Give your family a chance to discuss their feelings as well. As a family, brainstorm a reinforcement system. This system may be as general as tickets in a jar or as specific as a chart for each person with points towards a reward. The reinforcement system is important—rarely will people change without an incentive.
You may need to continue with regular meetings to assess how things are going. Don’t be surprised if you have to ask repeatedly. Repetition and reward are the keys to changing behavior. Try to catch your family “in the act of doing it right.” When they backslide into undesirable behavior, call another meeting to review the agreed-on behavior. You are retraining them and they won’t necessarily get it right the first or second or third times.
You may learn that your family needs more recognition and appreciation from you as well. Consider that a wonderful opportunity to model what you are asking from them! When we teach our children courtesy and appreciation in the home, we are truly preparing them to be successful in the world. Sometimes, though, it takes making them walk in our shoes for a day (and we in theirs). Your partner can try managing the household over a long weekend or your children can take over a few of your tasks.

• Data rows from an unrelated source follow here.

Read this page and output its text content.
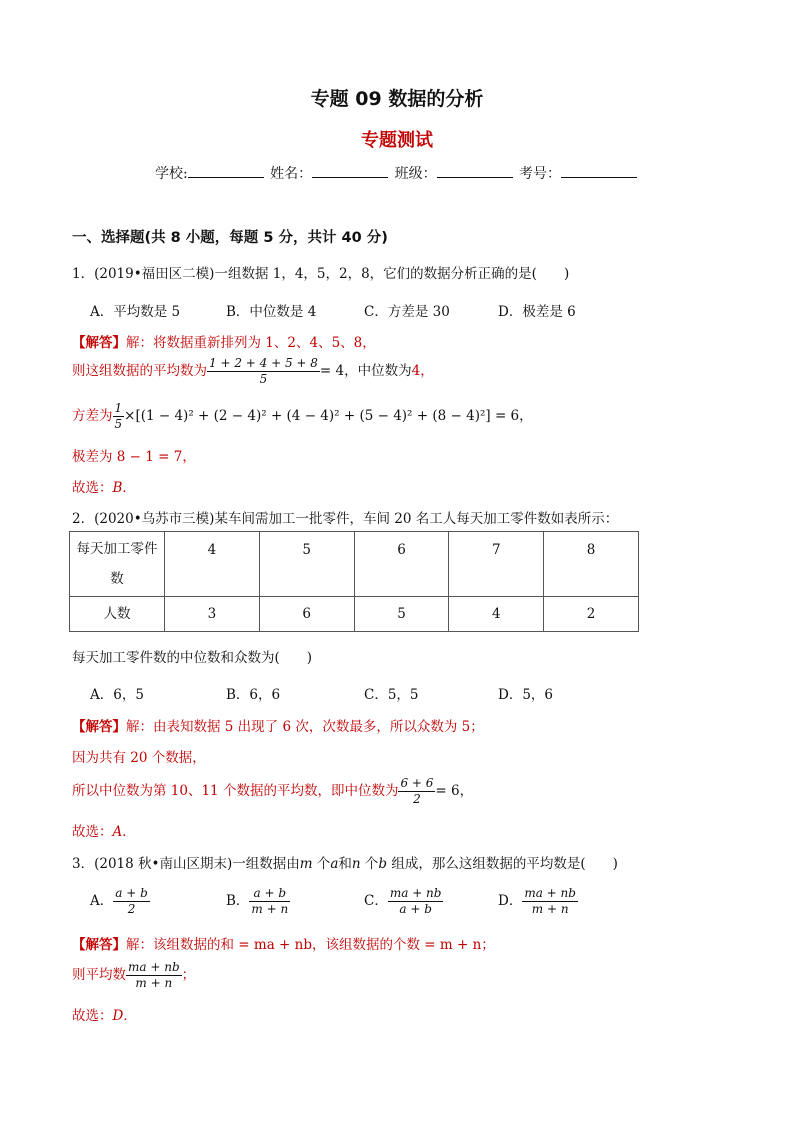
专题 09 数据的分析
专题测试
学校:	姓名：	班级：	考号：
一、选择题(共 8 小题，每题 5 分，共计 40 分)
1．(2019•福田区二模)一组数据 1，4，5，2，8，它们的数据分析正确的是(　　)
A．平均数是 5	B．中位数是 4	C．方差是 30	D．极差是 6
【解答】解：将数据重新排列为 1、2、4、5、8，
则这组数据的平均数为 $\frac{1 + 2 + 4 + 5 + 8}{5} = 4$，中位数为4，
方差为 $\frac{1}{5} \times[(1 - 4)^2 + (2 - 4)^2 + (4 - 4)^2 + (5 - 4)^2 + (8 - 4)^2] = 6$，
极差为 8 − 1 = 7，
故选：B．
2．(2020•乌苏市三模)某车间需加工一批零件，车间 20 名工人每天加工零件数如表所示：
每天加工零件
数	4	5	6	7	8
人数	3	6	5	4	2
每天加工零件数的中位数和众数为(　　)
A．6，5	B．6，6	C．5，5	D．5，6
【解答】解：由表知数据 5 出现了 6 次，次数最多，所以众数为 5；
因为共有 20 个数据，
所以中位数为第 10、11 个数据的平均数，即中位数为 $\frac{6 + 6}{2} = 6$，
故选：A．
3．(2018 秋•南山区期末)一组数据由m 个a和n 个b 组成，那么这组数据的平均数是(　　)
A． $\frac{a + b}{2}$	B． $\frac{a + b}{m + n}$	C． $\frac{ma + nb}{a + b}$	D． $\frac{ma + nb}{m + n}$
【解答】解：该组数据的和 = ma + nb，该组数据的个数 = m + n；
则平均数 $\frac{ma + nb}{m + n}$ ；
故选：D．
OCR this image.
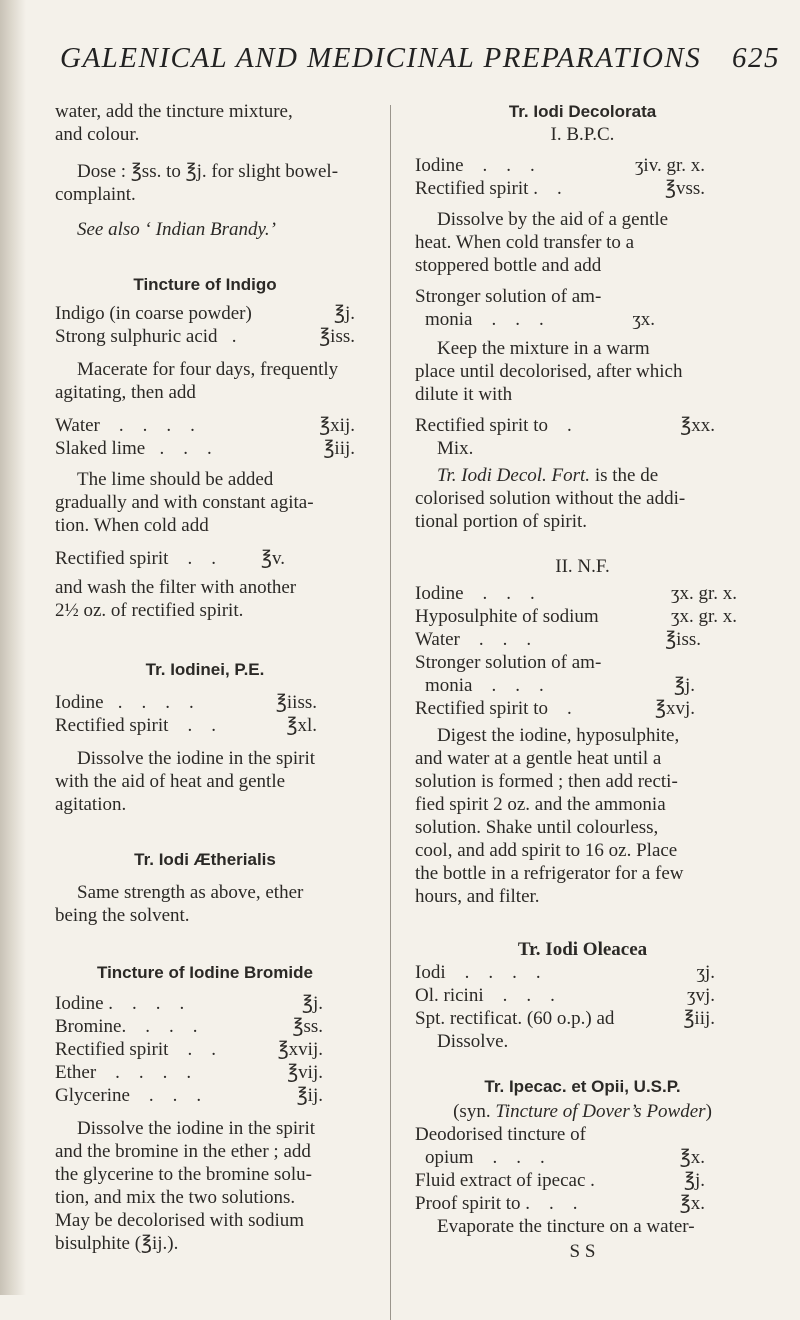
GALENICAL AND MEDICINAL PREPARATIONS 625

water, add the tincture mixture,

and colour.

Dose : ℥ss. to ℥j. for slight bowel-

complaint.

See also ‘ Indian Brandy.’

Tincture of Indigo

Indigo (in coarse powder)	℥j.
Strong sulphuric acid   .	℥iss.

Macerate for four days, frequently

agitating, then add

Water    .    .    .    .	℥xij.
Slaked lime   .    .    .	℥iij.

The lime should be added

gradually and with constant agita-

tion. When cold add

Rectified spirit    .    . ℥v.

and wash the filter with another

2½ oz. of rectified spirit.

Tr. Iodinei, P.E.

Iodine   .    .    .    .	℥iiss.
Rectified spirit    .    .	℥xl.

Dissolve the iodine in the spirit

with the aid of heat and gentle

agitation.

Tr. Iodi Ætherialis

Same strength as above, ether

being the solvent.

Tincture of Iodine Bromide

Iodine .    .    .    .	℥j.
Bromine.    .    .    .	℥ss.
Rectified spirit    .    .	℥xvij.
Ether    .    .    .    .	℥vij.
Glycerine    .    .    .	℥ij.

Dissolve the iodine in the spirit

and the bromine in the ether ; add

the glycerine to the bromine solu-

tion, and mix the two solutions.

May be decolorised with sodium

bisulphite (℥ij.).

Tr. Iodi Decolorata

I. B.P.C.

Iodine    .    .    .	ʒiv. gr. x.
Rectified spirit .    .	℥vss.

Dissolve by the aid of a gentle

heat. When cold transfer to a

stoppered bottle and add

Stronger solution of am-

monia    .    .    .	ʒx.

Keep the mixture in a warm

place until decolorised, after which

dilute it with

Rectified spirit to    .	℥xx.

Mix.

Tr. Iodi Decol. Fort. is the de

colorised solution without the addi-

tional portion of spirit.

II. N.F.

Iodine    .    .    .	ʒx. gr. x.
Hyposulphite of sodium	ʒx. gr. x.
Water    .    .    .	℥iss.

Stronger solution of am-

monia    .    .    .	℥j.
Rectified spirit to    .	℥xvj.

Digest the iodine, hyposulphite,

and water at a gentle heat until a

solution is formed ; then add recti-

fied spirit 2 oz. and the ammonia

solution. Shake until colourless,

cool, and add spirit to 16 oz. Place

the bottle in a refrigerator for a few

hours, and filter.

Tr. Iodi Oleacea

Iodi    .    .    .    .	ʒj.
Ol. ricini    .    .    .	ʒvj.
Spt. rectificat. (60 o.p.) ad	℥iij.

Dissolve.

Tr. Ipecac. et Opii, U.S.P.

(syn. Tincture of Dover’s Powder)

Deodorised tincture of

opium    .    .    .	℥x.
Fluid extract of ipecac .	℥j.
Proof spirit to .    .    .	℥x.

Evaporate the tincture on a water-

S S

Sometimes the best eye-openers happen when Mom gets sick and actually stays in bed for a day or two!
An at-home mother’s job is not always easy or exciting, but it can definitely be satisfying. Your family yearns for ways to express their appreciation. When you let them know what you need, you give them concrete ways to show their gratitude. Even better, you model for them an appropriate way to get the recognition and appreciation you deserve from the people who love you best.